Right? Isn’t that the goal? To have “‘them’” become “‘you?’” On the one hand, you have people saying (maybe. I think people still say this) that this is all just identity politics and to even talk about it is to you yourself make the assertion that women’s anything can never just be that anything because you’re so worried about it losing the “women’s” label in the first place that you’ve already put it in that category. But on the other hand, that’s ridiculous.

There are institutional biases, and it seems admirable to point them out where they are.

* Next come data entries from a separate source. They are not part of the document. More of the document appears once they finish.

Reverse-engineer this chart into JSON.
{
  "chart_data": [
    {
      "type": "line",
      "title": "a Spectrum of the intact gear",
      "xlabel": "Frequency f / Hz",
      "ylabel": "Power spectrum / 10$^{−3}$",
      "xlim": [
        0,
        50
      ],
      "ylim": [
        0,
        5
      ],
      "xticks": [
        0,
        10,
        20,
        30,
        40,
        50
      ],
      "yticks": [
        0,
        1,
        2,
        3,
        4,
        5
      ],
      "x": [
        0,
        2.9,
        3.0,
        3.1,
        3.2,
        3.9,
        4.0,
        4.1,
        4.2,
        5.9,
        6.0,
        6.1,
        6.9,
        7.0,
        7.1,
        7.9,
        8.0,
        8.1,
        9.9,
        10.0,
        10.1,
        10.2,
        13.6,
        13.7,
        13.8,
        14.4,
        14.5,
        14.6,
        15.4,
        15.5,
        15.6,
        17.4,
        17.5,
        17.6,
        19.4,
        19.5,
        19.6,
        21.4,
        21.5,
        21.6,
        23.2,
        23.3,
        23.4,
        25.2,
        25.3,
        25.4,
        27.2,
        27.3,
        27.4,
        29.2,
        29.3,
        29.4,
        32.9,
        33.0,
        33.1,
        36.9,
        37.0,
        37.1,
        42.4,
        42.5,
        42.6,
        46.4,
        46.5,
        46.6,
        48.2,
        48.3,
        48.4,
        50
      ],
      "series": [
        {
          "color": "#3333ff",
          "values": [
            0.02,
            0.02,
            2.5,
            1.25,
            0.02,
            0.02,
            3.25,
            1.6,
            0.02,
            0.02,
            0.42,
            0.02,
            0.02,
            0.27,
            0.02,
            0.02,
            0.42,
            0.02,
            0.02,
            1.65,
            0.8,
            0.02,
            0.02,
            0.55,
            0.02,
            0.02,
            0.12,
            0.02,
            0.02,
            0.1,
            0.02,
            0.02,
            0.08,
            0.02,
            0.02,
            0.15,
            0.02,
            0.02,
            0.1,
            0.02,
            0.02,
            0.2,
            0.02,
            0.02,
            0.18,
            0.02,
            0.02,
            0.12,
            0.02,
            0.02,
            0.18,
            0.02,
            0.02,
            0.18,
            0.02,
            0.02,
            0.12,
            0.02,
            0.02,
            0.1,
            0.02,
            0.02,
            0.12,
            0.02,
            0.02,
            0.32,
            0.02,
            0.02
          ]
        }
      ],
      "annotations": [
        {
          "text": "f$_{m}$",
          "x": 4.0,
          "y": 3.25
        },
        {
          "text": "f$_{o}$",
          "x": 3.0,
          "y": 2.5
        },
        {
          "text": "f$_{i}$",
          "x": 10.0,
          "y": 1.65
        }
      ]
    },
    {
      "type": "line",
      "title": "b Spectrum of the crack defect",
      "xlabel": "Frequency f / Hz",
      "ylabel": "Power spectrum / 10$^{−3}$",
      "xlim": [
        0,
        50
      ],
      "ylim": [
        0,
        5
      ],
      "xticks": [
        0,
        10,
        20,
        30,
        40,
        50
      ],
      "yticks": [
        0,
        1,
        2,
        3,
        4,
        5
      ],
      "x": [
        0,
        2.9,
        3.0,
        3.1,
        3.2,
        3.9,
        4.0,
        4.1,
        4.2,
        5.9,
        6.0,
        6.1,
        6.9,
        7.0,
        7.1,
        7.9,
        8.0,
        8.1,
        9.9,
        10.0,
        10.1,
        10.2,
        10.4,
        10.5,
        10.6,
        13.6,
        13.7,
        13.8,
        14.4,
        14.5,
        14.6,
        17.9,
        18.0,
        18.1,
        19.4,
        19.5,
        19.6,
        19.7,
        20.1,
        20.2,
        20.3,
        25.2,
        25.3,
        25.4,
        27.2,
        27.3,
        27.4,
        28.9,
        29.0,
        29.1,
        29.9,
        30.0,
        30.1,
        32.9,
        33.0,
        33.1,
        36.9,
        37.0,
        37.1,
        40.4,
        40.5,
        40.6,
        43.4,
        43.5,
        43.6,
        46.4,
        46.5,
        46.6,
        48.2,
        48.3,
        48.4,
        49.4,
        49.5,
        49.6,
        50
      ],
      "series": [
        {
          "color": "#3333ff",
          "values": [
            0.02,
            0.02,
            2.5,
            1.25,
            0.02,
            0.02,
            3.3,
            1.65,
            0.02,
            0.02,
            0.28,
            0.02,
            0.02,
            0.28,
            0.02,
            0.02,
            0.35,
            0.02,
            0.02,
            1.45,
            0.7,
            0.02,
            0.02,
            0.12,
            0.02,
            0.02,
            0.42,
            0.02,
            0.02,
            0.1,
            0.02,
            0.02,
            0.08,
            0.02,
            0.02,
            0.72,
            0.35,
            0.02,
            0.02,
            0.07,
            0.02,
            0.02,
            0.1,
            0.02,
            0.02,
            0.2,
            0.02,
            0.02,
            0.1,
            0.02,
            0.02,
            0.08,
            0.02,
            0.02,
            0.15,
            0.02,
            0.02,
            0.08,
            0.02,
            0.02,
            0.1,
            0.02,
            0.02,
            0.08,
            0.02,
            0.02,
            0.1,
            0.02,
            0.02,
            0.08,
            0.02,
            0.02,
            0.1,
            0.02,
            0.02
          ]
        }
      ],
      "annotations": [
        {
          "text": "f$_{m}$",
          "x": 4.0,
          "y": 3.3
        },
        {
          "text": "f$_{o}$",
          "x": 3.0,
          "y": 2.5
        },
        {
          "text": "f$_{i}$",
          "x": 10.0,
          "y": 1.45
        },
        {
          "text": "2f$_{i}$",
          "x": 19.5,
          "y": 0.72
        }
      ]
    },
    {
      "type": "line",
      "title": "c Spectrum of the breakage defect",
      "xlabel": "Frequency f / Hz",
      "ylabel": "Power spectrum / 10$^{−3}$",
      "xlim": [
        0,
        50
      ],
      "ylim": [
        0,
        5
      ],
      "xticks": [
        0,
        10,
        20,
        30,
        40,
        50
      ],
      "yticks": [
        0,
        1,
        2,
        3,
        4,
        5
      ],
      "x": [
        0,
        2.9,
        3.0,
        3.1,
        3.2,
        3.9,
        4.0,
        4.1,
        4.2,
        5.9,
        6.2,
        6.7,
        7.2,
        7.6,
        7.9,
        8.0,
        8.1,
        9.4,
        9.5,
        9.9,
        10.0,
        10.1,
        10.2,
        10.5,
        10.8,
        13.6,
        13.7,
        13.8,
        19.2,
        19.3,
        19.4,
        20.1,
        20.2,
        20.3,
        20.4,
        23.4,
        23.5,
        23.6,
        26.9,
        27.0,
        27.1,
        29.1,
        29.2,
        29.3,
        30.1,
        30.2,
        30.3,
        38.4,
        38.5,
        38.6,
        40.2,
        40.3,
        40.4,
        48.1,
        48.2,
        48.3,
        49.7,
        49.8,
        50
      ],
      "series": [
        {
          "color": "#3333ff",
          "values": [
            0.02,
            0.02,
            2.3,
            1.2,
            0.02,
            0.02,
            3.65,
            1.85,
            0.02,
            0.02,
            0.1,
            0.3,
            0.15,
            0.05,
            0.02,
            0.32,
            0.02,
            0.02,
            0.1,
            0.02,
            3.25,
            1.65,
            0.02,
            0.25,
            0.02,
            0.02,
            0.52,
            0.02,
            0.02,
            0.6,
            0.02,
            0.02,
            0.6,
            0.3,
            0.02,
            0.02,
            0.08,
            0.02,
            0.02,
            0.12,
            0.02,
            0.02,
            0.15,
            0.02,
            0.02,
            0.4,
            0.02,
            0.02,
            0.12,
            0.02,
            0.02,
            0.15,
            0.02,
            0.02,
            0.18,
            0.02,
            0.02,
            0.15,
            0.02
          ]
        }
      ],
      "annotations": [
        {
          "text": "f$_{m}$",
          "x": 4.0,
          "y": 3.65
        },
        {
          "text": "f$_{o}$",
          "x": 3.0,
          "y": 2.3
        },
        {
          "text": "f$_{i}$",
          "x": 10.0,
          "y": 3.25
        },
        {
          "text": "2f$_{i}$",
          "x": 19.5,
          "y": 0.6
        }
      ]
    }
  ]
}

Am I saying Pitchfork are sexist? Not really. In fact, I don’t know anything about the site as an organization, and barely know any of the discrete members of it, all of whom are/seem to be super nice and awesome. They’re all men, but you know… Just, you know, the whole idea of, what’s the word, I guess, “hegemony” being like a systemic thing that shapes your desire (Hey, let’s be Freudians for a second) such that you never knew there was an option to desire something else? It’s like that. I still kind of love HRO, but I think it’s probably keeled a bit too deeply into the #slutwave memery. It’s just gross. Come on, HRO, stop that.

I keep think of that Kanye line, “In this white man’s world we the one’s chosen,” which is housed somewhere pretty close to the “with a couple white girls and some Kelly Rowlands,” so, you know, say what you want about racism-versus-sexism. But either way, the conversation is always being pushed and shaped in a way that someone’s always losing out—people of color, women, the poor—but the only people who aren’t always losing out seem to be affluent or merely blithe white people, the majority of whom are men, and yeah that’s always a conversation I’ll have. Music, to go fake-anthro, is, like, a social phenomenon or something, so you’d think it should be inclusionary. And criticism is like, exclusionary. It’s meant to keep poets out of the city. That’s fucked up. Writing about music is the worst.

Or you could ask yourself, ‘What does Socrates recommend in the Republic that we do with ourselves?’ and then do the opposite. I think that usually works. I don’t know how I got here from there.

I don’t know. P.S.? I thought that Exile in Guyville scored 100, but it got a 96. She—unlike virtually everyone else—failed to get the obligatory 100 re-issue score for stone-cold classics. And one of her records got a 00. So… you know?